I walk over and as I get closer I see the fisherman is untangling lengths of fishing net. His fingers work deftly to untangle knots, remove slippery seaweed and clear whatever the sea has donated to his catch. It is cold and I don’t know how he has any feeling left in his fingers. He stops his work as I approach, retrieves a worn pouch of tobacco and rolls himself a cigarette as we start chatting. We talk of EU fishing quotas, bitter early mornings, rough seas and the mystery of hundreds of dead mackerel washing ashore recently. He offers up a large plastic crate of beautiful sea bass for me to examine. These fish, still wet and fresh eyed, are the treasure these fishermen seek, retailing for between £10-£15 per fish, they are ready to take to nearby Newlyn Harbour Fish Market where chances are they will be sold to some of the top restaurants in London. 

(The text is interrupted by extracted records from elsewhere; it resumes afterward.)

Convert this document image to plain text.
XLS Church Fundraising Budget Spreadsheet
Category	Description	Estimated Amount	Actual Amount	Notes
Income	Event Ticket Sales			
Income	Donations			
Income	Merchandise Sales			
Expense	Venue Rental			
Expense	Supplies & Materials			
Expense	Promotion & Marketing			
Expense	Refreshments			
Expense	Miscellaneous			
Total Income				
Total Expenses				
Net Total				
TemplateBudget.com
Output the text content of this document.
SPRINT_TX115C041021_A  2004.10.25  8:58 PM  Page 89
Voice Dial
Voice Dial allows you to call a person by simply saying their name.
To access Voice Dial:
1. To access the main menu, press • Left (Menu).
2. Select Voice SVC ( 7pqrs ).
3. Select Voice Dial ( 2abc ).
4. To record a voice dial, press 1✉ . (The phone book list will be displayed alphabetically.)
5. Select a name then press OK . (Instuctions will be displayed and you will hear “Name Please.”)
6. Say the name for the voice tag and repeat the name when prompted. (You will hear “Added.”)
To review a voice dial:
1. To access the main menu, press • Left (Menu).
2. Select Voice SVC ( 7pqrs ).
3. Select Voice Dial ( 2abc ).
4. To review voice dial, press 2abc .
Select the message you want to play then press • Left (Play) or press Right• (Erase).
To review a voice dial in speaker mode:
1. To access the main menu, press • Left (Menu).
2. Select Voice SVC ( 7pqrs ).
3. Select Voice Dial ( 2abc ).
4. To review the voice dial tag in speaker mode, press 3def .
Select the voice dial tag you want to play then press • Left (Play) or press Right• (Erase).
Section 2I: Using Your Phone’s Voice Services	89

I ask if he lives nearby, he laughs and says that most of the locals live on the outskirts of St. Ives. Most of the harbourside properties would have, many years ago, belonged to fishermen such as himself. Now the majority remain empty, shells of homes, until they are filled with tourists fleeing the big cities to their Cornish slice of tranquillity in the summer. I recall a story I had heard about one lady, one of the last to sell her home to the holiday cottage tribe. After her neighbours had all relocated, she finally sold up due to a growing feeling of isolation during the early bleak nights of the low season. Hers was the only lamp on the street still glowing. Another street now dark during the low season. This is a problem faced by many popular tourist towns. Locals forced out of the housing market by part time holiday makers. I stand, contemplating what he is saying, not really knowing what to say. He is extremely amicable and by no means criticising the tourist industry, this town thrives on it, but it is an issue that deeply affects the local population. Seagulls squawk overhead and he finishes his cigarette with one last drag, smoking right down to his sea salted cold red fingers. As the sun drops beneath the horizon and the last light softens we say farewell and part ways. I, heading back to my hotel hot tub and he, nets ready, waiting to set adrift on the next high tide. 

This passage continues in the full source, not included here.